QMD
Updated 2026-04-06
An on-device search engine for everything worth remembering. It indexes Markdown notes, meeting transcripts, documentation, and knowledge bases, then lets you search by keyword or natural language. Built by Tobi Lütke.
This wiki itself runs on QMD, and the agent uses it daily through MCP.
How It Works
QMD combines three search methods into a hybrid result:
- BM25 for fast keyword search and exact hits
- Vector search for semantic similarity using embeddings
- LLM reranking for the final relevance ordering
Everything runs locally through node-llama-cpp with GGUF models.
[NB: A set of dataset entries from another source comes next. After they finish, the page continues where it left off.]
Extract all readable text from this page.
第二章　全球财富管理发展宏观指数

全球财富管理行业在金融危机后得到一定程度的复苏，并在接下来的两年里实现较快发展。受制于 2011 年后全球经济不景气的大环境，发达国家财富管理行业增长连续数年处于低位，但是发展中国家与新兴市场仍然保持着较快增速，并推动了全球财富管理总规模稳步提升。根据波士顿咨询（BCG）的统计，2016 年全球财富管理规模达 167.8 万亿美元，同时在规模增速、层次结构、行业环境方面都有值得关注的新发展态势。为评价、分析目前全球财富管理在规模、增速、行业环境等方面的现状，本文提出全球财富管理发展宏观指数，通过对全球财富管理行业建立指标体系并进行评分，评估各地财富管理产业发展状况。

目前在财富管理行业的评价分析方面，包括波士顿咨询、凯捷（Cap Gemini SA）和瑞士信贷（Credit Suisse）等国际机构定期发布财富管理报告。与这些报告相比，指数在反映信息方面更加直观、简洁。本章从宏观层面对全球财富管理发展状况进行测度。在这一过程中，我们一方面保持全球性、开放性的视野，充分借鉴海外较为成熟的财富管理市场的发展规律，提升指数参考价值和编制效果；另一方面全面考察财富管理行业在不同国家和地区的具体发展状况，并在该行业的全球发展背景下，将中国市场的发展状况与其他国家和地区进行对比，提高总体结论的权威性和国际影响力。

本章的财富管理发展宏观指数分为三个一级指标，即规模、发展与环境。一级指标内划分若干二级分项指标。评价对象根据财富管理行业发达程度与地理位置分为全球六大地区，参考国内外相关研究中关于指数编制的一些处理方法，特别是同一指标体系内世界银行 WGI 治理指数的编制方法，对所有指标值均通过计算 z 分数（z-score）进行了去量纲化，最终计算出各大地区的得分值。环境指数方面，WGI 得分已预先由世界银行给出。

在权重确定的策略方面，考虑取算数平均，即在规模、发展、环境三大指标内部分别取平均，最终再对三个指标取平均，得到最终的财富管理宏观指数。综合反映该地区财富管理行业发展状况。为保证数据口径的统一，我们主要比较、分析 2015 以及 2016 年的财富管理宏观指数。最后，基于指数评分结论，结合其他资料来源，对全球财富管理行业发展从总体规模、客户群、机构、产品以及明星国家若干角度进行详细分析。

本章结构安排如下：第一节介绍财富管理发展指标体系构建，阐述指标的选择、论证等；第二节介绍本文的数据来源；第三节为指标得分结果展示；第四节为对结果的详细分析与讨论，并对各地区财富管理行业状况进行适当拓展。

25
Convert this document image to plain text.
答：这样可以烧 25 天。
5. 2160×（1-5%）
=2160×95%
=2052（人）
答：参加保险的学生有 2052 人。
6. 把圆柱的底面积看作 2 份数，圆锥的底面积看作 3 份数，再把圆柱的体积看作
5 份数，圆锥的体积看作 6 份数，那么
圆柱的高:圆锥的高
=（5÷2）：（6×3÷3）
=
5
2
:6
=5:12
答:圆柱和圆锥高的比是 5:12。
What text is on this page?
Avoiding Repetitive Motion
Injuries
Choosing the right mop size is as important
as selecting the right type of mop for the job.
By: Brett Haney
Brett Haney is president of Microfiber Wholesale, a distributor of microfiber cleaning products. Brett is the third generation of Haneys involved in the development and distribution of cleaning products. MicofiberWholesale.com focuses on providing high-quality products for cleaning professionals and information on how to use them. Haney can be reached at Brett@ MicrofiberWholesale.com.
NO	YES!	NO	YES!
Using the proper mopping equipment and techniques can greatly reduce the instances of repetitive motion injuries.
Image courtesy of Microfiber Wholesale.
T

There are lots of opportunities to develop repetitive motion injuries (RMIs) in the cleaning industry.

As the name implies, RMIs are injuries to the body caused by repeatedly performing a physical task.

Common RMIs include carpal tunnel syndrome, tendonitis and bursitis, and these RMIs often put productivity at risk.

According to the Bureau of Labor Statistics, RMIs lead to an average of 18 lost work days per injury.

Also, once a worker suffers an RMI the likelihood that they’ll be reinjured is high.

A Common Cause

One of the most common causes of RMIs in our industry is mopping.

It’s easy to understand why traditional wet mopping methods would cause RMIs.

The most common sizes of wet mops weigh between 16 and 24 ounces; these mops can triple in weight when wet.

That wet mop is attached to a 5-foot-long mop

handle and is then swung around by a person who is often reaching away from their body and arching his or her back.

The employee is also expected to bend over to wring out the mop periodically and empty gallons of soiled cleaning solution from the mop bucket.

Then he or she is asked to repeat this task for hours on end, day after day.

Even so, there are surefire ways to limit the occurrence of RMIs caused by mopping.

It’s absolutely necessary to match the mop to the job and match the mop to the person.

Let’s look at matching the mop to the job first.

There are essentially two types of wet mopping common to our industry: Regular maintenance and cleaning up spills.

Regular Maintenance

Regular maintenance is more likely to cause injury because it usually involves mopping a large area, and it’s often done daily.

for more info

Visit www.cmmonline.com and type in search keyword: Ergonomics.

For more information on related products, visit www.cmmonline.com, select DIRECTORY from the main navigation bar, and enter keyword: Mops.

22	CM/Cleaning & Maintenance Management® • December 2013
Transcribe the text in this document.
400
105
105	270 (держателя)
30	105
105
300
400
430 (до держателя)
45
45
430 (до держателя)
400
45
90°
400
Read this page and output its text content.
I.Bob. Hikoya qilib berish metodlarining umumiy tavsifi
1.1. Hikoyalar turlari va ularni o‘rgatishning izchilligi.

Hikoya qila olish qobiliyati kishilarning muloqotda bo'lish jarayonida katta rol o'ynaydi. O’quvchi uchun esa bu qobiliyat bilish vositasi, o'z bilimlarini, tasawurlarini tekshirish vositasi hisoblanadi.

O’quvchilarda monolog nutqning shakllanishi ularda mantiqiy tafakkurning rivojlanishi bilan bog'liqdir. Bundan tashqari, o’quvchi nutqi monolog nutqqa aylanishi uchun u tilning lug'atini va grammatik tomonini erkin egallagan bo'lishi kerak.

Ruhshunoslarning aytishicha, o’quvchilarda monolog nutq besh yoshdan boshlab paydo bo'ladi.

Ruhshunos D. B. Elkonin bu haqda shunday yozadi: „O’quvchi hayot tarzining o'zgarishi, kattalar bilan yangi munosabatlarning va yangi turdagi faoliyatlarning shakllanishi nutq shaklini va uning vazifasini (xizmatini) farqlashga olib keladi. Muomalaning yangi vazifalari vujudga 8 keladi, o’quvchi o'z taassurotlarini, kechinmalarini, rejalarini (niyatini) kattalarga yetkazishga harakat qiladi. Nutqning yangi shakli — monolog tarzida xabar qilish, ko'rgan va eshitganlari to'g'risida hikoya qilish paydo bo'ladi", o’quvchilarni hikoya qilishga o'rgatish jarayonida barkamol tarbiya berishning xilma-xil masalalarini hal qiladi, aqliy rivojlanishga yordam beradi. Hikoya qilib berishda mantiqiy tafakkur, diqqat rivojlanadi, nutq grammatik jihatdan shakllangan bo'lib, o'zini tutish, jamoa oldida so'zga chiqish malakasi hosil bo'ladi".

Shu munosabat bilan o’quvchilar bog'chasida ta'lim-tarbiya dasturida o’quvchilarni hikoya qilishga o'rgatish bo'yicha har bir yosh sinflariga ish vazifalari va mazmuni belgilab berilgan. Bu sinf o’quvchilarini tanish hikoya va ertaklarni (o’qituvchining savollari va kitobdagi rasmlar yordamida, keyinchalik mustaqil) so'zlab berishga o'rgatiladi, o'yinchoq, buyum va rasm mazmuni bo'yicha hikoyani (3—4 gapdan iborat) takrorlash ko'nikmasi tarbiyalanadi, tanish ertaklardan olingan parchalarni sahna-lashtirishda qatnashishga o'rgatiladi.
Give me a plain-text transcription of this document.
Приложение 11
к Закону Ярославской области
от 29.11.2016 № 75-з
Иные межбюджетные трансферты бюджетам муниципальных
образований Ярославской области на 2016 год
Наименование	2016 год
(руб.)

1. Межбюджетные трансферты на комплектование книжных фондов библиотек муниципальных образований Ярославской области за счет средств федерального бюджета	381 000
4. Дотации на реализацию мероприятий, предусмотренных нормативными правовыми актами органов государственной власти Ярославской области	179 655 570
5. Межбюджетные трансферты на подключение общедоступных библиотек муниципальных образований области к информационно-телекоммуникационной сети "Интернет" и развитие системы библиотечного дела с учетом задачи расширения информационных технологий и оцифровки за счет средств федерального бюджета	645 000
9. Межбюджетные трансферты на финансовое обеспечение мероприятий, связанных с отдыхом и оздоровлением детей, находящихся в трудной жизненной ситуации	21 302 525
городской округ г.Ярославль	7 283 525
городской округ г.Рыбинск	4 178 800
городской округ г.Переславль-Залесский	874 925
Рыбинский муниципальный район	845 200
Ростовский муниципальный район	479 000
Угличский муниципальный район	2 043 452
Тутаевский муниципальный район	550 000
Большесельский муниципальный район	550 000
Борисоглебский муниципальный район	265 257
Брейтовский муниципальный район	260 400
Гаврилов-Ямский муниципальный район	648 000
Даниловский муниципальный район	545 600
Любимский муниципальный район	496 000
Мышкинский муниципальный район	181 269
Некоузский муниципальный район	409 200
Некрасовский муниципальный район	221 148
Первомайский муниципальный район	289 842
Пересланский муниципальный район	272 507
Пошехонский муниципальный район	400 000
No cloud call required.
Version 2.1 (April 2026)
- Code-aware splitting - AST-based chunking for code files, so functions and classes are not cut in half; a big win for technical RAG
- Performance improvements
- Official benchmarks
CLI Commands
qmd search "project timeline" # BM25 keyword search
qmd vsearch "how to deploy" # semantic search
qmd query "quarterly planning process" # hybrid + reranking
qmd get "meetings/2024-01-15.md" # fetch a document
qmd get "#abc123" # fetch by doc ID
qmd multi-get "journals/2025-05*.md" # batch fetch via glob
qmd embed # generate embeddings
qmd update # refresh the index
MCP Integration
QMD ships with an MCP server for direct agent integration:
{
"mcpServers": {
"qmd": {
"command": "qmd",
"args": ["mcp"]
}
}
}
Exposed tools: query, get, multi_get, status
For multiple clients, you can use HTTP transport via qmd mcp --http on port 8181, which loads the models into VRAM once.
Context System
Its key feature is collection-level context metadata, which improves relevance for LLMs.
qmd context add qmd://notes "Personal notes and ideas"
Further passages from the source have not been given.